Cet établissement, qui compte trente-neuf places, réparties en vingt-huit cellules, accueille quatre-vingt quatre détenus.

J'en viens maintenant aux engagements de mon prédécesseur. Vous évoquez une lettre du mois de décembre, monsieur le sénateur. Celle dont je dispose date du 16 janvier, mais le contenu est probablement le même. C'est peut-être juste une question de tampon dateur !

Dans cette lettre, Michel Mercier vous confirmait que des travaux de modernisation seraient entrepris dans les établissements de La-Roche-sur-Yon et de Fontenay-le-Comte. En revanche, il n'y mentionne pas du tout l'implantation d'un établissement pénitentiaire de 300 places en Vendée.

Certes, mon prédécesseur évoque la construction d'un établissement pour courtes peines dans la ville de Fontenay-le-Comte, mais, et j'en suis désolée, monsieur le sénateur, aucune budgétisation n'a été prévue, aucune étude n'a été effectuée le concernant. J'ai d'ailleurs demandé à l'administration pénitentiaire de s'en charger.

Au-delà, vous savez bien que pas un euro n'a été budgétisé pour les 23 000 places de prison qui devaient être construites pour atteindre l'objectif de 80 000 places fixé dans la loi pénitentiaire d'avril 2012.

En revanche, j'ai obtenu une augmentation du budget prévu pour les travaux de réhabilitation et de rénovation des établissements. Ce budget passe ainsi de 55 millions d'euros à 66 millions d'euros. Nous aurons donc les moyens de procéder à la rénovation des établissements vétustes afin que détenus et personnels pénitentiaires puissent, dans la dignité, les uns y être pris en charge, les autres y travailler avec efficacité.

Ces établissements feront l'objet des travaux de rénovation complémentaires nécessaires.
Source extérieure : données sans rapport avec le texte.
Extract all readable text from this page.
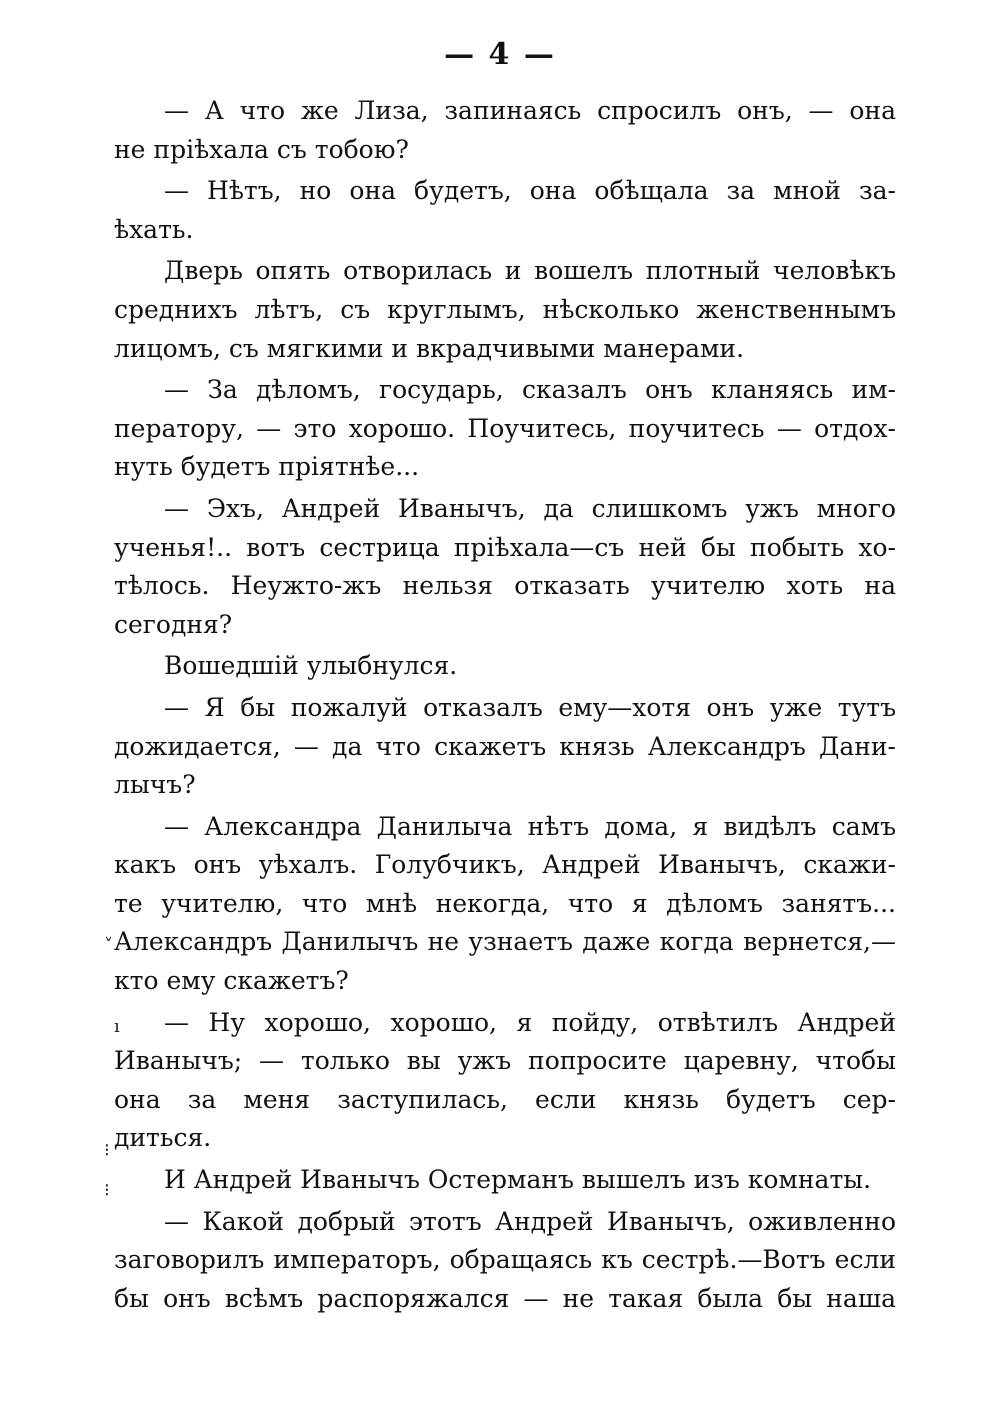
— 4 —
— А что же Лиза, запинаясь спросилъ онъ, — она
не пріѣхала съ тобою?
— Нѣтъ, но она будетъ, она обѣщала за мной за-
ѣхать.
Дверь опять отворилась и вошелъ плотный человѣкъ
среднихъ лѣтъ, съ круглымъ, нѣсколько женственнымъ
лицомъ, съ мягкими и вкрадчивыми манерами.
— За дѣломъ, государь, сказалъ онъ кланяясь им-
ператору, — это хорошо. Поучитесь, поучитесь — отдох-
нуть будетъ пріятнѣе...
— Эхъ, Андрей Иванычъ, да слишкомъ ужъ много
ученья!.. вотъ сестрица пріѣхала—съ ней бы побыть хо-
тѣлось. Неужто-жъ нельзя отказать учителю хоть на
сегодня?
Вошедшій улыбнулся.
— Я бы пожалуй отказалъ ему—хотя онъ уже тутъ
дожидается, — да что скажетъ князь Александръ Дани-
лычъ?
— Александра Данилыча нѣтъ дома, я видѣлъ самъ
какъ онъ уѣхалъ. Голубчикъ, Андрей Иванычъ, скажи-
те учителю, что мнѣ некогда, что я дѣломъ занятъ...
Александръ Данилычъ не узнаетъ даже когда вернется,—
кто ему скажетъ?
— Ну хорошо, хорошо, я пойду, отвѣтилъ Андрей
Иванычъ; — только вы ужъ попросите царевну, чтобы
она за меня заступилась, если князь будетъ сер-
диться.
И Андрей Иванычъ Остерманъ вышелъ изъ комнаты.
— Какой добрый этотъ Андрей Иванычъ, оживленно
заговорилъ императоръ, обращаясь къ сестрѣ.—Вотъ если
бы онъ всѣмъ распоряжался — не такая была бы наша
˅
ı
⁝
⁝
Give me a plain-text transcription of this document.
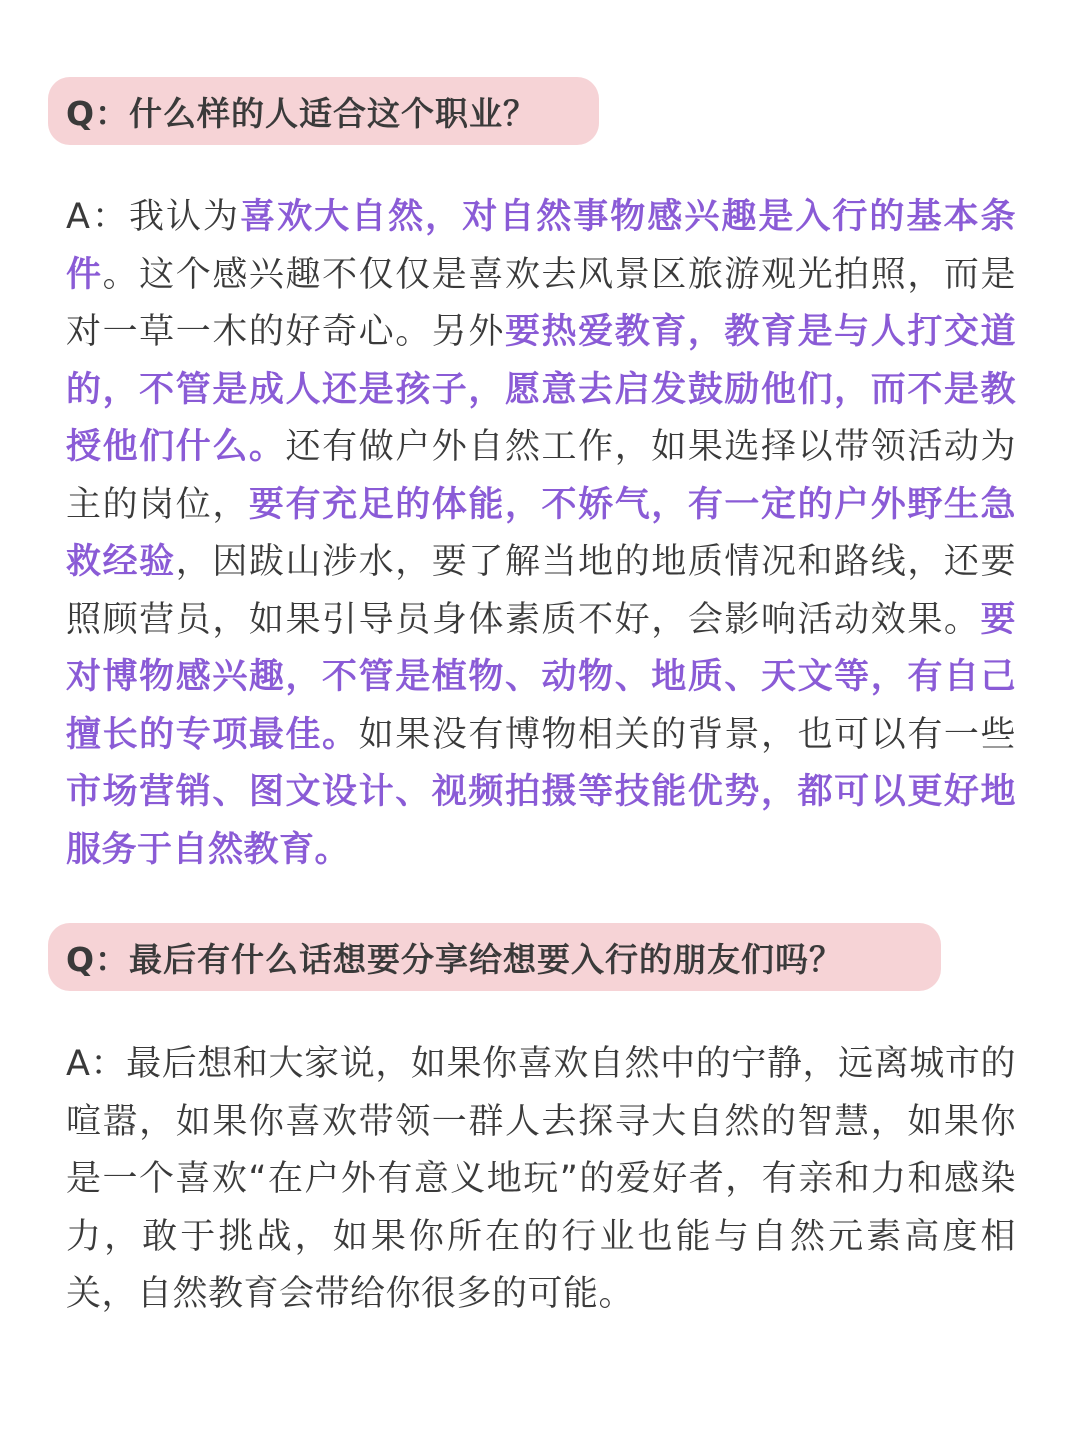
Q：什么样的人适合这个职业？

A：我认为喜欢大自然，对自然事物感兴趣是入行的基本条件。这个感兴趣不仅仅是喜欢去风景区旅游观光拍照，而是对一草一木的好奇心。另外要热爱教育，教育是与人打交道的，不管是成人还是孩子，愿意去启发鼓励他们，而不是教授他们什么。还有做户外自然工作，如果选择以带领活动为主的岗位，要有充足的体能，不娇气，有一定的户外野生急救经验，因跋山涉水，要了解当地的地质情况和路线，还要照顾营员，如果引导员身体素质不好，会影响活动效果。要对博物感兴趣，不管是植物、动物、地质、天文等，有自己擅长的专项最佳。如果没有博物相关的背景，也可以有一些市场营销、图文设计、视频拍摄等技能优势，都可以更好地服务于自然教育。

Q：最后有什么话想要分享给想要入行的朋友们吗？

A：最后想和大家说，如果你喜欢自然中的宁静，远离城市的喧嚣，如果你喜欢带领一群人去探寻大自然的智慧，如果你是一个喜欢“在户外有意义地玩”的爱好者，有亲和力和感染力，敢于挑战，如果你所在的行业也能与自然元素高度相关，自然教育会带给你很多的可能。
Pour le reste, on ne peut pas considérer que prévoir la construction de 23 000 places supplémentaires sans mettre un euro en face constitue un engagement de l'État. Pour ma part, j'ai une conception plus noble de la parole de l'État !

M. le président. La parole est à M. Bruno Retailleau.

M. Bruno Retailleau. Je vous remercie de votre réponse, madame la ministre.

Le courrier dont je dispose date bien du 15 décembre, mais peu importe. C'est sûrement une affaire de tampon dateur, comme vous l'indiquez. (Sourires.) Nous pourrons échanger nos courriers si vous le souhaitez.

De votre réponse, je tire deux conclusions.

J'en déduis d'abord que des travaux de modernisation seront bien effectués à La Roche-sur-Yon et à Fontenay-le-Comte. C'est une bonne chose.

J'en déduis ensuite, et cela ne me convient pas, que l'unité pour courtes peines - il ne s'agissait pas d'un établissement de 300 places - ne verra pas le jour.

Madame la ministre, vous ne pouvez pas dire qu'une loi de programmation doit budgétiser, vous connaissez trop bien le principe de l'annualité budgétaire. Une loi de programmation sur cinq ans doit prévoir des crédits, mais les crédits sont inscrits dans le projet de loi de finances année après année.

Le directeur de l'administration pénitentiaire m'avait envoyé un courrier, le 22 mars dernier, dans lequel il m'indiquait étudier l'implantation d'un établissement pour courtes peines. Je sais que vous vous intéressez à l'insertion et à la réinsertion des détenus, madame la ministre ; vous savez donc que ces établissements sont des vecteurs extraordinaires de réinsertion.

Fontenay-le-Comte est l'un des bassins les plus concernés par la crise dans notre région, où plusieurs usines ont fermé.

La création d'un centre pour courtes peines était une bonne nouvelle. Certes, elle nous avait été annoncée par le précédent gouvernement, mais peu importe. Vous représentez l'État, madame la garde des sceaux. L'intérêt général n'est ni de droite ni de gauche. La création d'un tel centre dans un secteur frappé par le chômage est une mesure d'intérêt général ; ce n'est pas une affaire politique. Le député-maire socialiste de Fontenay-le-Comte est totalement d'accord avec nous, vous pouvez l'interroger, tout simplement parce que c'est une affaire de bon sens.

Je vous en supplie, ne décevez pas la population !

Je vous demande donc, madame la garde des sceaux, de bien vouloir remettre l'ouvrage sur le métier et d'accepter d'étudier l'implantation d'un centre de détention pour courtes peines de 150 places. Cela serait bon pour l'insertion des détenus comme pour l'emploi local.